Interview: Dr Anders Drachen, Professor At The University Of York.

'No single innovation has an impact on its own, rather it is the emergence of an ecosystem of technological breakthroughs combined with business models'


Ahead of the Big Data Innovation Summit in London this March, we had a quick chat with Dr Anders Drachen from the University of York.

Dr Drachen is a Professor at the Digital Creativity Labs with the university and a veteran of behavioral analytics and business intelligence in the Games Industry. With a background in industry and academia, he is the most published data scientist worldwide on game analytics and an editor of ground-breaking books that have become standard references.
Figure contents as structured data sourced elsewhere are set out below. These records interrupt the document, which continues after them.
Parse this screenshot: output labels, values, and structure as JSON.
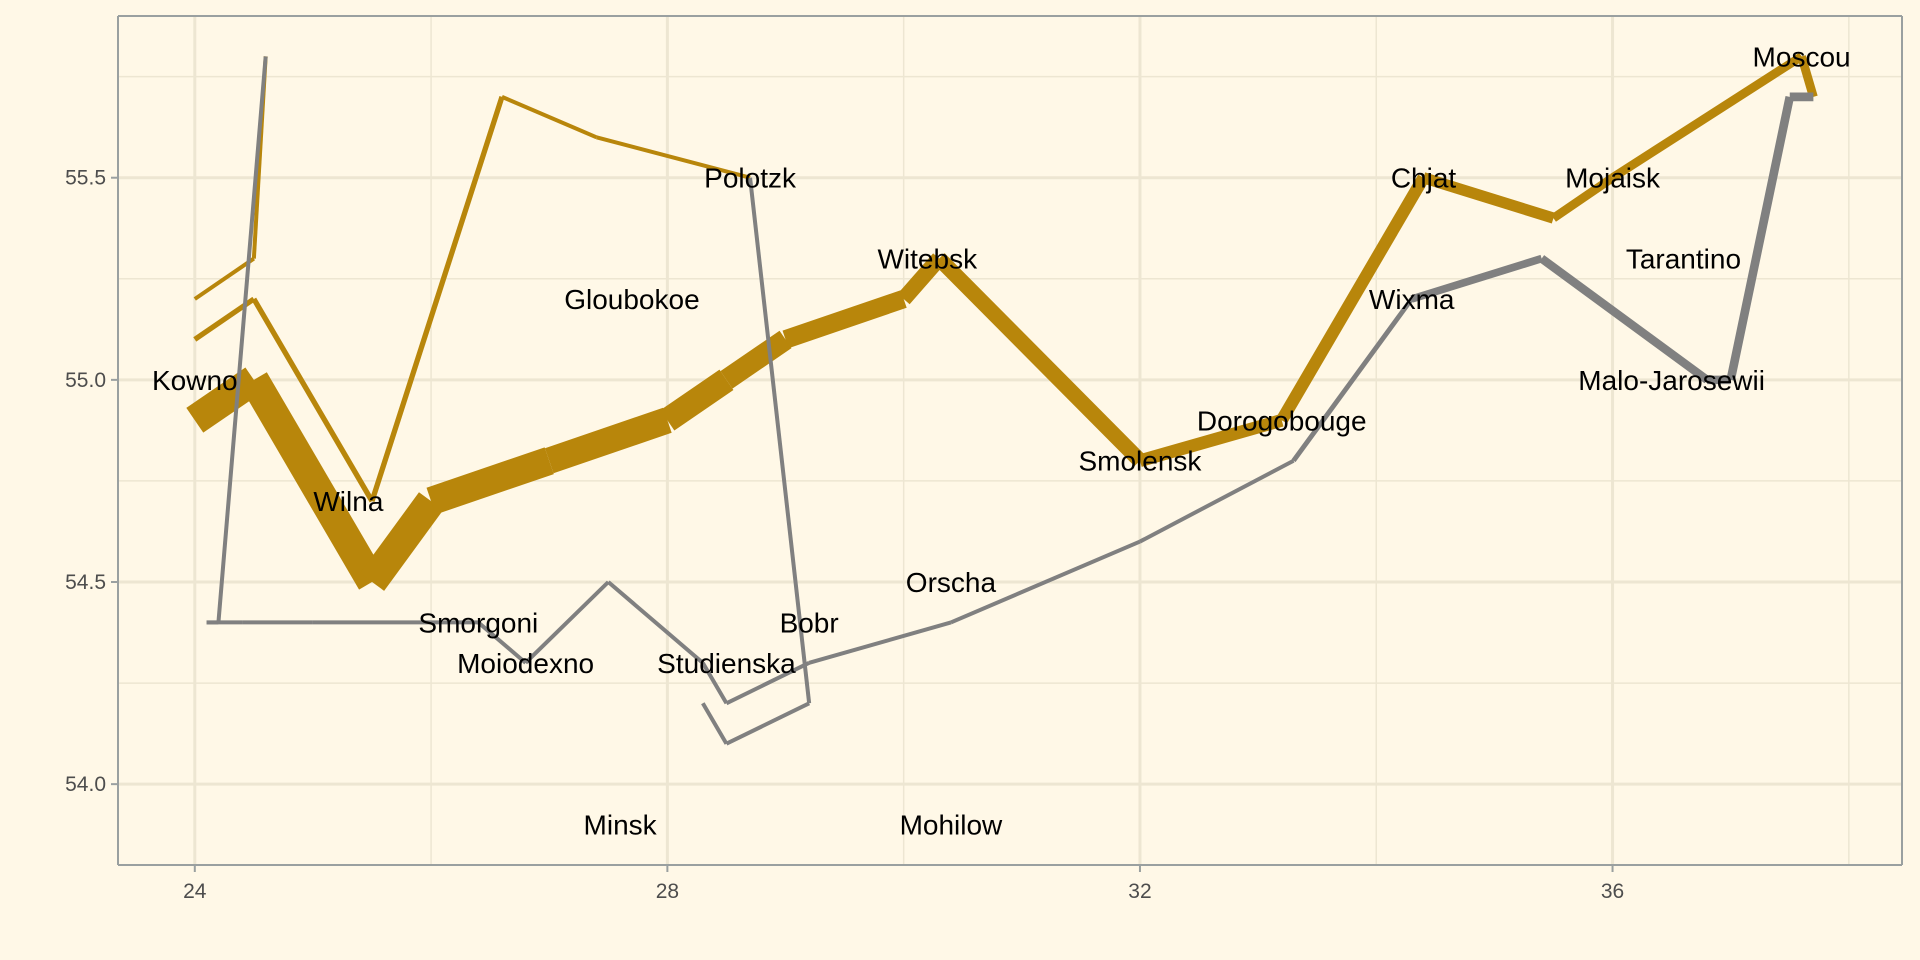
{
  "chart_data": {
    "type": "line",
    "title": "",
    "xlabel": "",
    "ylabel": "",
    "xlim": [
      23.35,
      38.45
    ],
    "ylim": [
      53.8,
      55.9
    ],
    "x_ticks": [
      "24",
      "28",
      "32",
      "36"
    ],
    "y_ticks": [
      "54.0",
      "54.5",
      "55.0",
      "55.5"
    ],
    "x_tick_values": [
      24,
      28,
      32,
      36
    ],
    "y_tick_values": [
      54.0,
      54.5,
      55.0,
      55.5
    ],
    "x_minor_grid": [
      26,
      30,
      34,
      38
    ],
    "y_minor_grid": [
      54.25,
      54.75,
      55.25,
      55.75
    ],
    "grid": true,
    "legend": "none",
    "colors": {
      "advance": "#b8860b",
      "retreat": "#808080",
      "grid": "#ede6d2",
      "axis": "#9aa0a0",
      "background": "#fff8e7"
    },
    "series": [
      {
        "direction": "advance",
        "group": 1,
        "points": [
          {
            "x": 24.0,
            "y": 54.9,
            "w": 340000
          },
          {
            "x": 24.5,
            "y": 55.0,
            "w": 340000
          },
          {
            "x": 25.5,
            "y": 54.5,
            "w": 340000
          },
          {
            "x": 26.0,
            "y": 54.7,
            "w": 320000
          },
          {
            "x": 27.0,
            "y": 54.8,
            "w": 300000
          },
          {
            "x": 28.0,
            "y": 54.9,
            "w": 280000
          },
          {
            "x": 28.5,
            "y": 55.0,
            "w": 240000
          },
          {
            "x": 29.0,
            "y": 55.1,
            "w": 210000
          },
          {
            "x": 30.0,
            "y": 55.2,
            "w": 180000
          },
          {
            "x": 30.3,
            "y": 55.3,
            "w": 175000
          },
          {
            "x": 32.0,
            "y": 54.8,
            "w": 145000
          },
          {
            "x": 33.2,
            "y": 54.9,
            "w": 140000
          },
          {
            "x": 34.4,
            "y": 55.5,
            "w": 127100
          },
          {
            "x": 35.5,
            "y": 55.4,
            "w": 100000
          },
          {
            "x": 36.0,
            "y": 55.5,
            "w": 100000
          },
          {
            "x": 37.6,
            "y": 55.8,
            "w": 100000
          },
          {
            "x": 37.7,
            "y": 55.7,
            "w": 100000
          }
        ]
      },
      {
        "direction": "retreat",
        "group": 1,
        "points": [
          {
            "x": 37.7,
            "y": 55.7,
            "w": 100000
          },
          {
            "x": 37.5,
            "y": 55.7,
            "w": 98000
          },
          {
            "x": 37.0,
            "y": 55.0,
            "w": 97000
          },
          {
            "x": 36.8,
            "y": 55.0,
            "w": 96000
          },
          {
            "x": 35.4,
            "y": 55.3,
            "w": 87000
          },
          {
            "x": 34.3,
            "y": 55.2,
            "w": 55000
          },
          {
            "x": 33.3,
            "y": 54.8,
            "w": 37000
          },
          {
            "x": 32.0,
            "y": 54.6,
            "w": 24000
          },
          {
            "x": 30.4,
            "y": 54.4,
            "w": 20000
          },
          {
            "x": 29.2,
            "y": 54.3,
            "w": 20000
          },
          {
            "x": 28.5,
            "y": 54.2,
            "w": 20000
          },
          {
            "x": 28.3,
            "y": 54.3,
            "w": 20000
          },
          {
            "x": 27.5,
            "y": 54.5,
            "w": 20000
          },
          {
            "x": 26.8,
            "y": 54.3,
            "w": 12000
          },
          {
            "x": 26.4,
            "y": 54.4,
            "w": 14000
          },
          {
            "x": 25.0,
            "y": 54.4,
            "w": 8000
          },
          {
            "x": 24.4,
            "y": 54.4,
            "w": 4000
          },
          {
            "x": 24.2,
            "y": 54.4,
            "w": 4000
          },
          {
            "x": 24.1,
            "y": 54.4,
            "w": 4000
          }
        ]
      },
      {
        "direction": "advance",
        "group": 2,
        "points": [
          {
            "x": 24.0,
            "y": 55.1,
            "w": 60000
          },
          {
            "x": 24.5,
            "y": 55.2,
            "w": 60000
          },
          {
            "x": 25.5,
            "y": 54.7,
            "w": 60000
          },
          {
            "x": 26.6,
            "y": 55.7,
            "w": 40000
          },
          {
            "x": 27.4,
            "y": 55.6,
            "w": 33000
          },
          {
            "x": 28.7,
            "y": 55.5,
            "w": 33000
          }
        ]
      },
      {
        "direction": "retreat",
        "group": 2,
        "points": [
          {
            "x": 28.7,
            "y": 55.5,
            "w": 33000
          },
          {
            "x": 29.2,
            "y": 54.2,
            "w": 30000
          },
          {
            "x": 28.5,
            "y": 54.1,
            "w": 30000
          },
          {
            "x": 28.3,
            "y": 54.2,
            "w": 28000
          }
        ]
      },
      {
        "direction": "advance",
        "group": 3,
        "points": [
          {
            "x": 24.0,
            "y": 55.2,
            "w": 22000
          },
          {
            "x": 24.5,
            "y": 55.3,
            "w": 22000
          },
          {
            "x": 24.6,
            "y": 55.8,
            "w": 6000
          }
        ]
      },
      {
        "direction": "retreat",
        "group": 3,
        "points": [
          {
            "x": 24.6,
            "y": 55.8,
            "w": 6000
          },
          {
            "x": 24.2,
            "y": 54.4,
            "w": 6000
          },
          {
            "x": 24.1,
            "y": 54.4,
            "w": 6000
          }
        ]
      }
    ],
    "cities": [
      {
        "name": "Kowno",
        "x": 24.0,
        "y": 55.0
      },
      {
        "name": "Wilna",
        "x": 25.3,
        "y": 54.7
      },
      {
        "name": "Smorgoni",
        "x": 26.4,
        "y": 54.4
      },
      {
        "name": "Moiodexno",
        "x": 26.8,
        "y": 54.3
      },
      {
        "name": "Gloubokoe",
        "x": 27.7,
        "y": 55.2
      },
      {
        "name": "Minsk",
        "x": 27.6,
        "y": 53.9
      },
      {
        "name": "Studienska",
        "x": 28.5,
        "y": 54.3
      },
      {
        "name": "Polotzk",
        "x": 28.7,
        "y": 55.5
      },
      {
        "name": "Bobr",
        "x": 29.2,
        "y": 54.4
      },
      {
        "name": "Witebsk",
        "x": 30.2,
        "y": 55.3
      },
      {
        "name": "Orscha",
        "x": 30.4,
        "y": 54.5
      },
      {
        "name": "Mohilow",
        "x": 30.4,
        "y": 53.9
      },
      {
        "name": "Smolensk",
        "x": 32.0,
        "y": 54.8
      },
      {
        "name": "Dorogobouge",
        "x": 33.2,
        "y": 54.9
      },
      {
        "name": "Wixma",
        "x": 34.3,
        "y": 55.2
      },
      {
        "name": "Chjat",
        "x": 34.4,
        "y": 55.5
      },
      {
        "name": "Mojaisk",
        "x": 36.0,
        "y": 55.5
      },
      {
        "name": "Tarantino",
        "x": 36.6,
        "y": 55.3
      },
      {
        "name": "Malo-Jarosewii",
        "x": 36.5,
        "y": 55.0
      },
      {
        "name": "Moscou",
        "x": 37.6,
        "y": 55.8
      }
    ]
  }
}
His research has won multiple awards and is covered by international media.

Fun fact: For reasons known only to them, sharks have tried eating him thrice.
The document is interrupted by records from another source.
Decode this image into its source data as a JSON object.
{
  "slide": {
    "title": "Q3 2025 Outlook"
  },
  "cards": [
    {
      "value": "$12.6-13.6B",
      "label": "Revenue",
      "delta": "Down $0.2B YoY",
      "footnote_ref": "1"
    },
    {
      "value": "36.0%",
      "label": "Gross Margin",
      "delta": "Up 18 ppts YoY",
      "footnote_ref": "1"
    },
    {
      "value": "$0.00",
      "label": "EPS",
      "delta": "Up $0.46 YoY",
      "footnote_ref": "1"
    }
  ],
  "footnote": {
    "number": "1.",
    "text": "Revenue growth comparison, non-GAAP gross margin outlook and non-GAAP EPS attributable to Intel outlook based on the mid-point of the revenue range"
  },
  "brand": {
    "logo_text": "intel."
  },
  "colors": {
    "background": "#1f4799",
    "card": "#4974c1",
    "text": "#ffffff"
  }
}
What changes have you seen in how big data is viewed in society?

From the perspective of the interactive entertainment industry that I work in, the past decade has seen incredible innovations and the introduction of new technologies and business models at a rapid pace. For the whole creative industries ecosystem, big data has seen widespread adoption from customers to companies. Games are interesting in that we often have a high degree of interest in data from the end users. For example, in esports, performance data of professional teams, leagues and the individual player have a strong interest. I see this interest in engaging with big data becoming more mainstream and widespread through society.

Which emerging technology has the potential to change big data the most?
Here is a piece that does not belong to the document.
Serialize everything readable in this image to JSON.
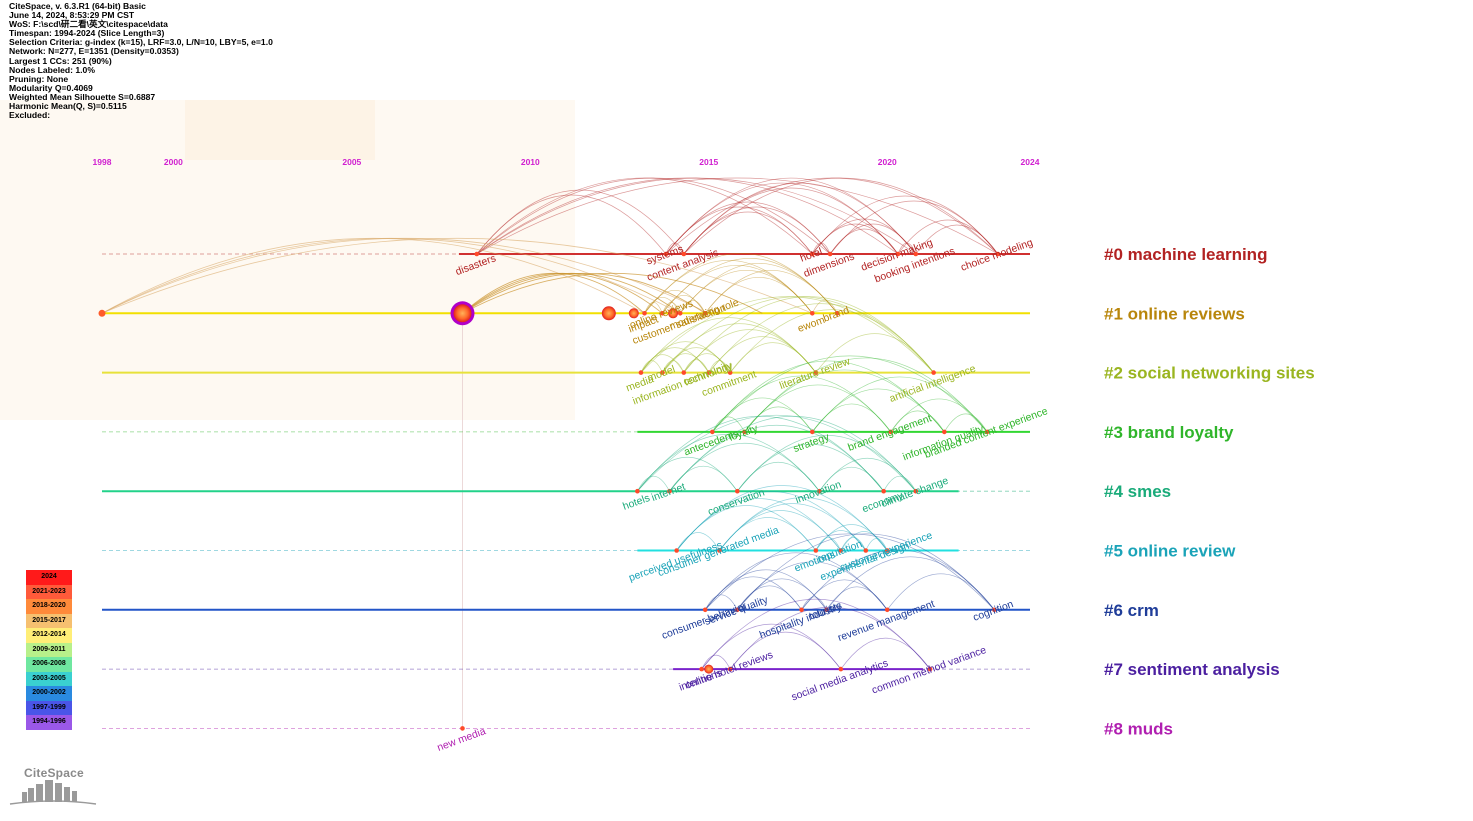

It is hard to pin down a specific technology as having the largest potential to impact big data as most technologies are heavily interwoven with others. For example, pointing to new distributed sensor systems comes interlaced with the technology to process the data from them. No single innovation has an impact on its own, rather it is the emergence of an ecosystem of technological breakthroughs combined with business models that permit us to take advantage of them, which has had and continues to have the potential to impact big data the most.

What are the main challenges that we currently face within data?

There are many challenges being faced across academia and industry in terms of taking advantage of the data flood-stream we are experiencing. If I should single out one corner of the data ecosystem, a central challenge we have is deepening business intelligence maturity across companies and organizations, enabling everyone to take advantage of data. This challenge is not only technological in nature but very much requires us to consider the human side of the equation. It remains one of the hardest problems to solve at scale towards building deep maturity across any data-informed sector.

And what can the audience expect to take away from your presentation in London?

The central point of my talk will be that when faced with overwhelming data about users, adopt the standpoint of condensing the data into a format where they are useful to you. Profiles is one such tool. This requires identifying the right data to work with and sacrificing detail, but can be a great way to enable taking action on user behavior. I will be presenting a number of small examples from digital games about how behavioral profiling is used and attempt to put different approaches into a coherent framework.